中日本高速道路が作成した資料によると、トラックが接触して上りトンネルの天井板を損傷させた事故は明らかになっているもので3回。
このうち2回は、大事故で約140メートルにわたり崩落した区間の天井板に接触していました。
08年6月の接触では、路面から天井板まで高さ4・7メートルの同トンネルに、4・95メートルの高さオーバーのトラックが通行。3キロにわたって天井板と接触していました。
民営化を翌月に控えた2005年9月下旬には4地点で計540メートルにわたって接触した痕が見つかりました。
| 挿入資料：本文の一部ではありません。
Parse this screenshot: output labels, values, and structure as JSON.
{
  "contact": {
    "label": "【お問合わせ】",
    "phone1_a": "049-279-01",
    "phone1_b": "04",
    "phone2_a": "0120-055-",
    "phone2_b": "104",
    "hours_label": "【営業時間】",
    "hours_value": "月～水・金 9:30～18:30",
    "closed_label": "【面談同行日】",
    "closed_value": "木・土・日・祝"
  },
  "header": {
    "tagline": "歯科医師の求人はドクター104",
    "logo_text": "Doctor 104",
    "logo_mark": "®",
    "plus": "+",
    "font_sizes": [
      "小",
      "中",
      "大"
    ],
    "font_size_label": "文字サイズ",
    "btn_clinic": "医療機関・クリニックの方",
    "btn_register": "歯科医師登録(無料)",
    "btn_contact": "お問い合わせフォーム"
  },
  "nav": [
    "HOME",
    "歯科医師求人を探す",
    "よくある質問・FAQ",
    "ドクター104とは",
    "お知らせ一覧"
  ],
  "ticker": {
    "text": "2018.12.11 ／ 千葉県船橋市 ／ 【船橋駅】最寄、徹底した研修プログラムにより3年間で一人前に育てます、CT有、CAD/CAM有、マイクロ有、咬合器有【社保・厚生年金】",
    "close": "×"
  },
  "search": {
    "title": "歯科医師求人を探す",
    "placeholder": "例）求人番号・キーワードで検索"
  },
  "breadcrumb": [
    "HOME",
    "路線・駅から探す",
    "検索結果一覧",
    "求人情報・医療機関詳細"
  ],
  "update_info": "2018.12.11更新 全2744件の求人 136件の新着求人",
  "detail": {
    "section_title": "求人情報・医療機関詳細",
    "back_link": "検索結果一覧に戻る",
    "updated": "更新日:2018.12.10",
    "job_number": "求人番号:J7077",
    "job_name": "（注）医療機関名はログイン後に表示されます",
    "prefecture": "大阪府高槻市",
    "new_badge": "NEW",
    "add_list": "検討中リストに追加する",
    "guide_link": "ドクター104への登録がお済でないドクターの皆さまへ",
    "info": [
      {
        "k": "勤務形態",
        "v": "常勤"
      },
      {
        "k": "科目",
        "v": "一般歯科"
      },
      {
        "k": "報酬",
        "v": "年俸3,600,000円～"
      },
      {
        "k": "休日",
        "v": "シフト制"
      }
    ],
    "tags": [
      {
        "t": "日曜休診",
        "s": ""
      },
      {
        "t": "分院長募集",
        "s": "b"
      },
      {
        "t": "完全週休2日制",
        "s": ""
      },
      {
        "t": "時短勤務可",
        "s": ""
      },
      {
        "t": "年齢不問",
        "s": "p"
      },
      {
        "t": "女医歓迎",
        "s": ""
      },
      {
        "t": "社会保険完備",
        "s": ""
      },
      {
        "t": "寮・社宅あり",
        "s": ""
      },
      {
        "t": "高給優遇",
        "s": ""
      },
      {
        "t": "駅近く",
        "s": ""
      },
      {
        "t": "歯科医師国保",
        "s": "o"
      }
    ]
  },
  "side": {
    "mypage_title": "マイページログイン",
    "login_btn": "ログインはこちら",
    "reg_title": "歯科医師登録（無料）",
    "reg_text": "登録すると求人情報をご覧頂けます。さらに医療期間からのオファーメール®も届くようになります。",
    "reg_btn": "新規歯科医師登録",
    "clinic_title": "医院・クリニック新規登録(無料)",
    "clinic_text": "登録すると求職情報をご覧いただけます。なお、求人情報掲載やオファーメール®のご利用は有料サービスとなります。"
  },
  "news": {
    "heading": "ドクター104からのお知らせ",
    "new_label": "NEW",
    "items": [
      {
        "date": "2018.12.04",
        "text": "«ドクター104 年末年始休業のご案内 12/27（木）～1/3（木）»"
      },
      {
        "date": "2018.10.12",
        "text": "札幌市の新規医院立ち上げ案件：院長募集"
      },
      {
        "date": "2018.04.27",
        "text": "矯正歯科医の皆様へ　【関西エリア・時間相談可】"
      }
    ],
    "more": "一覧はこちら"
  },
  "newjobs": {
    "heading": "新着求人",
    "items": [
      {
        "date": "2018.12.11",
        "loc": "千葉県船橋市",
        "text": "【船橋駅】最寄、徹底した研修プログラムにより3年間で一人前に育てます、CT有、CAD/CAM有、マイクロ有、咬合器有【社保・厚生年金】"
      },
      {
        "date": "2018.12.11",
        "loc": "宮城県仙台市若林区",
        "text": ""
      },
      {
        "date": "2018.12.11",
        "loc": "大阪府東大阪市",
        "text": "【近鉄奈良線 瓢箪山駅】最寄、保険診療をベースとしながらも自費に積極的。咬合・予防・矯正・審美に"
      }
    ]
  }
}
同会のメンバーで大阪経済大学の西山豊教授は「05年時点で、崩落した区間の天井板が接触しているのは、当時すでに天井板をつり下げるアンカーボルトが脱落し、天井板が下がっていた可能性がある」と指摘します。
同会は10トン車が時速70キロで接触したと仮定。試算したところ、天井板へ垂直に5トンから10トンの衝撃荷重がかかったと考えられます。
この接触事故に対し、中日本の対応は、いずれの接触事故でも「天井板の剥離箇所のたたき落としで対応」(同社資料)しており、傷ついた部分を除去しただけにとどまりました。天井板上部の状況を確認しませんでした。
当時の対応について中日本は「現在、山梨県警の捜査中であるため、答えは差し控えたい」と本紙の取材に答えました。